Estilhaços. Exatamente como a sua alma. Não os uniu com magia, apenas juntou cada pedaço para pôr no lixo.

Talvez fosse a hora de deixar o passado passar.

"And I will walk on water
And you will catch me if I fall
And I will get lost into your eyes
And know everything will be all right
And know everything is all right"

- Ai! – exclamou, enquanto juntava o último estilhaço, que cortou seu dedo. O sangue surgiu aos poucos, emergindo de sua pele branca, e George tentou pegar a sua varinha na calça, mas foi impedido pela mão de Luna.

- São cortes de vidro. Não pode tratar com magia. – dizia ela, enquanto conjurava um curativo, e puxava a mão de George para cima, fazendo o ruivo se levantar junto.

- Por que não? – ele indagou surpreso.

Luna encarou-o, os olhos arregalados em surpresa, como se fosse absurdo que uma pessoa não soubesse de porquê não se tratar cortes de vidro com magia.

- Porque o vidro pode estar infestado de arenosos (1). – ela respondeu, acenando com a cabeça em pesar, como se a declaração esclarecesse tudo.

George riu.

Riu abertamente e com vontade, livre, como há muito não se sentia. A garota o encarou novamente, enquanto colocava o curativo em sua mão, com um sorriso um tanto estranho nos lábios.

- Normalmente não é bom quando as pessoas riem assim perto de mim. Elas parecem achar que eu sou estranha, sabe? Mas eu não me importo que você ria. Você fica mais livre quando ri.

Os olhos dela tinham cor de estrelas. Eram azuis, mas de um azul etéreo, irreal. Contrastava tanto com a verdade de tudo que ela dizia.

"I know you didn't bring me out here to drown
So why am I ten feet under and upside down
Barely surviving has become my purpose
'Cause I'm so used to living underneath the surface"

- Eu gosto quando me fazem rir. – ele respondeu, lembrando-se do tempo em que risadas faziam sua vida e aqueciam seu coração. De quando Fred o fazia rir. Tão poucas pessoas conseguiam.

- Eu posso fazer você rir. Eu só não sei direito como. Você me ensina? – ela perguntou, encarando-o, para então desviar o olhar e terminar o curativo. Ela soltou a mão de George, que sentiu falta do toque frio e então segurou na mão dela, encarando os olhos grandes e expressivos.

- Ensino.

Tão frio e tão bom. Irreal, mas ali. Impossível perder o que nunca vai se ter preso a você. Um espelho que não reflete o igual, mas o mistério. Não um porto seguro: uma ilusão.

Aproximou-se um centímetro de cada vez. Desejando fazer o que queria fazer, mas hesitante em fazê-lo. No fim, já não se importou mais. Encostou os lábios nos de Luna, com leveza, e a beijou, devagar e sem pressa. Encontrou um gosto de irrealidade ali, e soube, quando ouviu o riso dela, que sairia impune.

Luna ria, mas não correspondia o beijo. Afastou-se e a encarou, enquanto ela ainda sorria.

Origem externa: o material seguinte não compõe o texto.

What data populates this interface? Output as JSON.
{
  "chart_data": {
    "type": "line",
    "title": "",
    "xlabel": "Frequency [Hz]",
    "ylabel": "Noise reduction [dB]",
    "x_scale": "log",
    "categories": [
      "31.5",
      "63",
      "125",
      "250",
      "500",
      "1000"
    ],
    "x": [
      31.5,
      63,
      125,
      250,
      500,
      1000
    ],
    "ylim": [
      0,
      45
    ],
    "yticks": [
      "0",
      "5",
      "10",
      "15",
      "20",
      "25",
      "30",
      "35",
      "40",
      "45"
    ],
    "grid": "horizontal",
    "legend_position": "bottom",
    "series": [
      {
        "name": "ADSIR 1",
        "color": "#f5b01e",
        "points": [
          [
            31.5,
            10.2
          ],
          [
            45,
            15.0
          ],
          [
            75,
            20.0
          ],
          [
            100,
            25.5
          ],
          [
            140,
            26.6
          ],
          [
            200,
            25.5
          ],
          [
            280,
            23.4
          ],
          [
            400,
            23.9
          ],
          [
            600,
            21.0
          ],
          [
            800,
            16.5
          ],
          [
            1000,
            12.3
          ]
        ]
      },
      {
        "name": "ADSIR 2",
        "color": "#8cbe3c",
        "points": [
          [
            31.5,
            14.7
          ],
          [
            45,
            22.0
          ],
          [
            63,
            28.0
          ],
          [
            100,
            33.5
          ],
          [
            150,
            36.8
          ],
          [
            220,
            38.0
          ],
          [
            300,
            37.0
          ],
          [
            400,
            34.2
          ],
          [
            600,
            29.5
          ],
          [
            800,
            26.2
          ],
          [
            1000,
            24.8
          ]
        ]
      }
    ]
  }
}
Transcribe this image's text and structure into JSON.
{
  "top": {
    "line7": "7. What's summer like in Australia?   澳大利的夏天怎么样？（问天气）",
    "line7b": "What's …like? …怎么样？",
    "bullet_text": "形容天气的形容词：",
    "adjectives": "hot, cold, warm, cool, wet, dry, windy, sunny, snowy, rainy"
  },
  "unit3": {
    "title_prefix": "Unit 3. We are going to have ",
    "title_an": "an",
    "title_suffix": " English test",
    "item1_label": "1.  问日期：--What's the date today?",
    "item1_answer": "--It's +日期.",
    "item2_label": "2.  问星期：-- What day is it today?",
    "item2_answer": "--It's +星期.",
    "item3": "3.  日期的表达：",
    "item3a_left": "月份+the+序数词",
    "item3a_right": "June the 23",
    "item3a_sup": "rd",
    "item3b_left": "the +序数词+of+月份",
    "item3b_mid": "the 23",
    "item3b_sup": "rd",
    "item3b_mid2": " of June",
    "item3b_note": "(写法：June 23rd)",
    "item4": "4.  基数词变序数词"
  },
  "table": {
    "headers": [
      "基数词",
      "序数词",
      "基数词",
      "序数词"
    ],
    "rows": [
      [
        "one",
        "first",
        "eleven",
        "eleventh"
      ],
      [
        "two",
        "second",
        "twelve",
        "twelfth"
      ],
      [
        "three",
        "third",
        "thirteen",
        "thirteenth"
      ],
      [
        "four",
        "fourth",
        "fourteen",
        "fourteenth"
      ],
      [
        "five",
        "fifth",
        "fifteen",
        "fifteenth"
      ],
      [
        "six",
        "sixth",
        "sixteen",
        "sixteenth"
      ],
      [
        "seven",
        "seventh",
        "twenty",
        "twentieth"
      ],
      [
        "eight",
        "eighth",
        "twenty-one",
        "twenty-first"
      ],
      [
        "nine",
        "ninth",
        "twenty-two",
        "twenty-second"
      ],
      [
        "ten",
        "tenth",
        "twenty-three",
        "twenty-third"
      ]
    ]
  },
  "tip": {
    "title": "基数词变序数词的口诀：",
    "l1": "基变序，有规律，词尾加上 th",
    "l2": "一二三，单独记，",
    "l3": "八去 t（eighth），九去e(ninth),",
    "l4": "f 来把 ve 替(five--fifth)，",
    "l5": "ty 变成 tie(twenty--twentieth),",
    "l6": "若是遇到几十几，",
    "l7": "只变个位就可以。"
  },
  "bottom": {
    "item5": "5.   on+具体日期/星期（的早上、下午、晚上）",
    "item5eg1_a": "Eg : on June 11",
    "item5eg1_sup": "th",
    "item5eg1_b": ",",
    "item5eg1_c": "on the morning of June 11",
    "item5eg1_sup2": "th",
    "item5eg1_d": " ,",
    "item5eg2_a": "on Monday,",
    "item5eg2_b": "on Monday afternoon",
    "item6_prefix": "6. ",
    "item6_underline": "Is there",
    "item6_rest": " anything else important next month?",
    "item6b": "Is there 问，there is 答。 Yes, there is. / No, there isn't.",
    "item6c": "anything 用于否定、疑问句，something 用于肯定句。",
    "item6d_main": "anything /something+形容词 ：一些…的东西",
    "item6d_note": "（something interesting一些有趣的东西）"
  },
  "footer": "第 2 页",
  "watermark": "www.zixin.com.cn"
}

- Eu gostei disso. – ela disse, sua voz vaga e etérea, como sempre – Você pode fazer de novo?

George riu mais uma vez. Sinceridade crua e impunidade, leveza e verdades doloridas. Tudo isso estampado em olhos de estrela e voz de dia-a-dia. Luna era encantada.

- Posso. Mas antes, vamos tomar um sorvete.

Luna sorriu, vendo espelhado seu sorriso sincero nos olhos de Fred.

- Eu gosto de sorvete.

Ele ofereceu a mão que ela pegou, dando outro sorriso. Saíram pela porta de mãos dadas, cada um deixando um peso para trás. O peso da solidão acompanhada ou da perda irreparável. De saber que o que vai não volta. Mas há tanto que fica e pode ser aproveitado.

Sorrisos de sol.

Mãos de gelo.

E impunidade.

"And I will walk on water
And you will catch me if I fall
And I will get lost into your eyes
And know everything will be all right
And I will walk on water
And you will catch me if I fall
And I will get lost into your eyes
And know everything would all right
And know everything is all right
Everything is all right
Everything is all right"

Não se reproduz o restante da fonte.